Now on display in downtown St. Catharines, the pieces reflect on the struggles, division and isolation faced by many in the past three years due to events such as the COVID-19 pandemic, climate crisis, social and political discord, and the withdrawal from social interactions. The works also delve into lifelong experiences, such as mental health and constraining societal expectations.
Each piece reflects the lasting impacts these challenges have had on the student creators.
Their shared trauma inspired the title of the exhibition now showcasing their work: Feeding the Bite. The term describes a form of defence against a biting attacker, where the victim leans into the bite to force the jaws open, rather than pulling away causing more damage.
Much like the expression, the collection of work reflects on each student’s personal trauma or wound, encouraging the artists to embrace their struggles and find a deeper connection through their pieces.
Artist Emily Au felt she experienced considerable growth through the year-long process, during which she created a series of ceramic vessels based on her growing unease with meat consumption. Working in discomfort during her creative process was one of the most rewarding experiences she says she has had.

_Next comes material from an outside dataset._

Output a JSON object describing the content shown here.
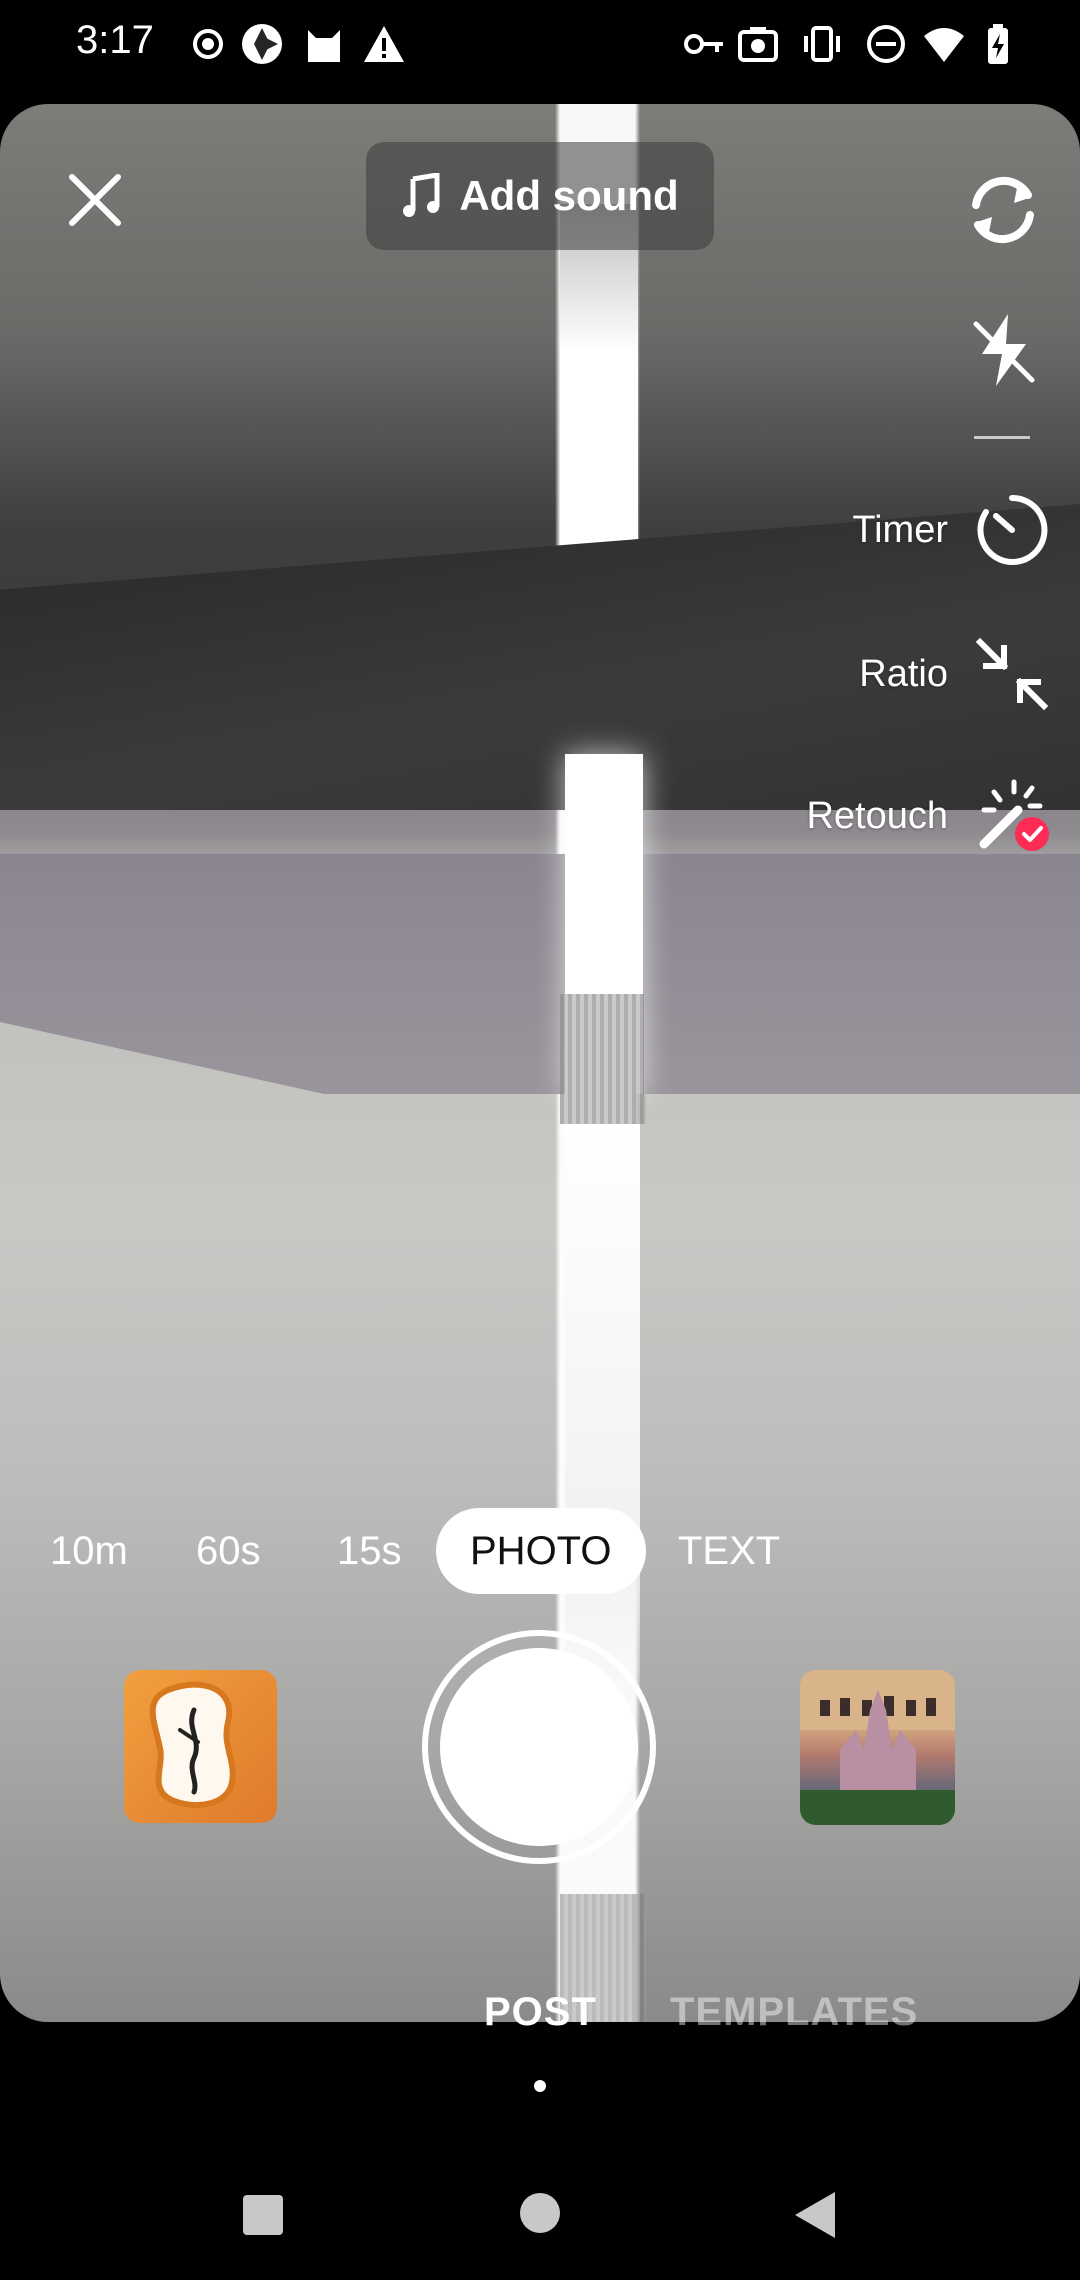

“By learning to be uncomfortable I have pushed myself, not only as an artist but also as a person,” Au says.
Throughout the course of the academic year, each student shared and received critiques from the instructor, guest faculty, an invited curator, guest artists and their peers. After receiving feedback, they would take time to reimagine their work, making changes as needed.

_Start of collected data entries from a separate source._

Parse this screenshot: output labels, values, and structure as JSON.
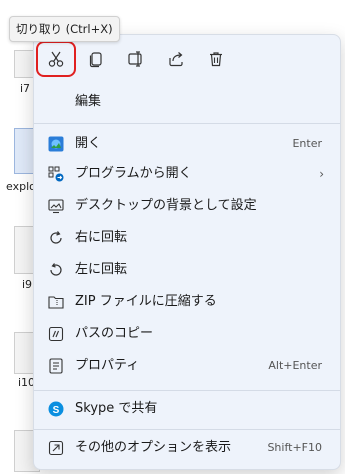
{
  "tooltip": "切り取り (Ctrl+X)",
  "desktop": {
    "labels": [
      "i7",
      "explo",
      "i9",
      "i10"
    ]
  },
  "toolbar": {
    "cut": "scissors-icon",
    "copy": "copy-icon",
    "rename": "rename-icon",
    "share": "share-icon",
    "delete": "trash-icon"
  },
  "menu": {
    "edit": "編集",
    "open": {
      "label": "開く",
      "shortcut": "Enter"
    },
    "open_with": {
      "label": "プログラムから開く",
      "arrow": "›"
    },
    "set_bg": "デスクトップの背景として設定",
    "rotate_right": "右に回転",
    "rotate_left": "左に回転",
    "zip": "ZIP ファイルに圧縮する",
    "copy_path": "パスのコピー",
    "properties": {
      "label": "プロパティ",
      "shortcut": "Alt+Enter"
    },
    "skype": "Skype で共有",
    "more_options": {
      "label": "その他のオプションを表示",
      "shortcut": "Shift+F10"
    }
  },
  "colors": {
    "accent": "#0067c0",
    "highlight_box": "#e02020",
    "menu_bg": "#eef3fb"
  }
}
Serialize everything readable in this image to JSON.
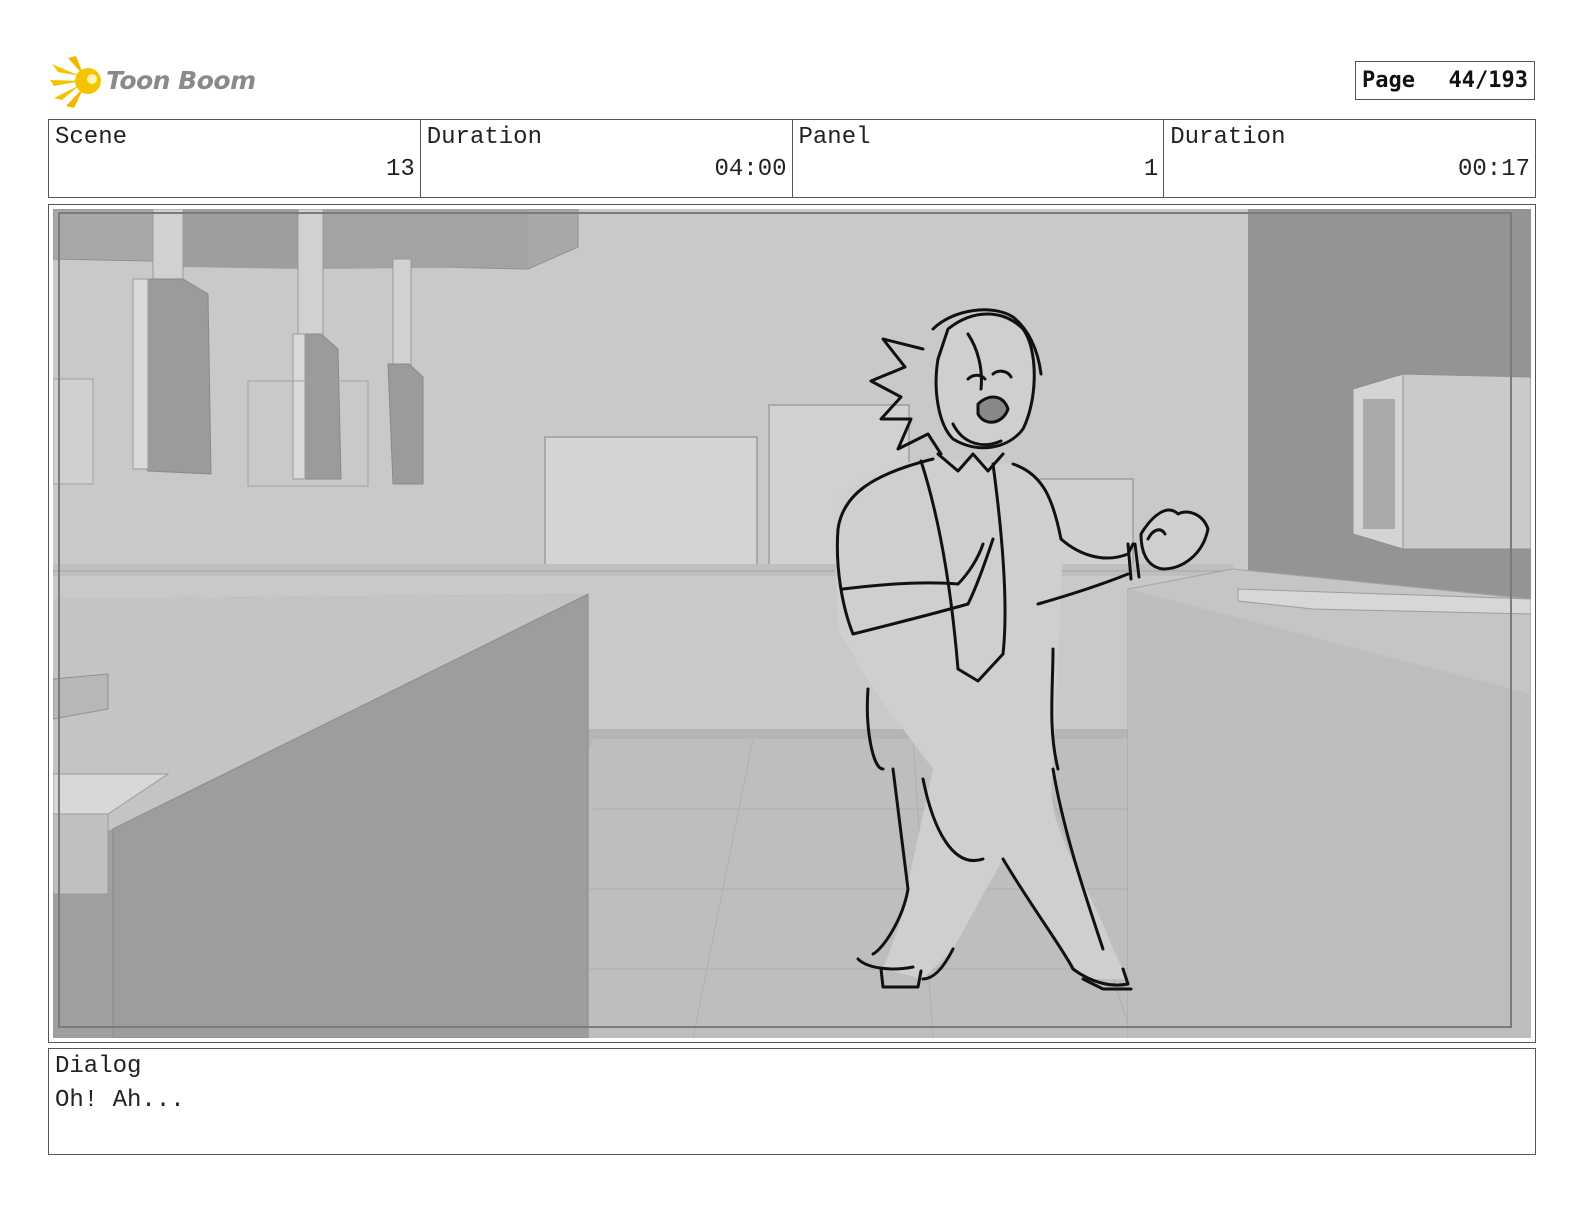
{
  "header": {
    "logo_text": "Toon Boom",
    "page_label": "Page",
    "page_value": "44/193"
  },
  "info": {
    "scene_label": "Scene",
    "scene_value": "13",
    "scene_duration_label": "Duration",
    "scene_duration_value": "04:00",
    "panel_label": "Panel",
    "panel_value": "1",
    "panel_duration_label": "Duration",
    "panel_duration_value": "00:17"
  },
  "dialog": {
    "label": "Dialog",
    "text": "Oh! Ah..."
  },
  "colors": {
    "logo_yellow": "#f5c400",
    "logo_text": "#8a8a8a",
    "border": "#555555"
  }
}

Emily MacDonald says her time with the course material and her pieces seemed to grow as she reflected internally. Addressing the construct of time, MacDonald experimented with different approaches, such as developing analogue photographs without fixing them, to visibly depict moments.
“When I first began working on my project, I was working with themes like nostalgia and memories … but experimenting with my medium and spending time with the film I developed, I noticed these quiet, poetic moments that formed a connection with one another in my work.”
Similar to MacDonald, classmate Taylor Elliott also experienced changes, experimentation and a growing connection with his art.
This led to his final work, which he is “truly happy with.”
Elliott says the narrative of his work is difficult because of both the material and dark subject matter, which addresses male violence against women.
“Every time I entered the studio, I tried to add a new mark somewhere on the canvas. Over the course of months, it became something dense and full of small detail,” he says. “Exploring this topic was challenging, but I felt like it was important to speak about it. In the end I feel like I’ve made my most stimulating, conceptual and grand series yet, and I’m very happy about that.”
Course instructor Linda Carreiro, Professor of Visual Arts, says the essential component of sustained research and creation in the course is valuable training for professional practice.
“The class provides continuous questions by professional artists as a means for students to define and refine their concepts, mediums, approaches and presentation strategies,” she says.
Feeding the Bite will be showcased in the Marilyn I. Walker School of Fine and Performing Arts (MIWSFPA) and Niagara Artists Centre until May 6.
All are welcome to attend the opening reception Friday, April 14, at 5 p.m. at the MIWSFPA Visual Arts Gallery and Student Exhibition Space, before the event shifts to the Niagara Artists Centre at 6:30 p.m.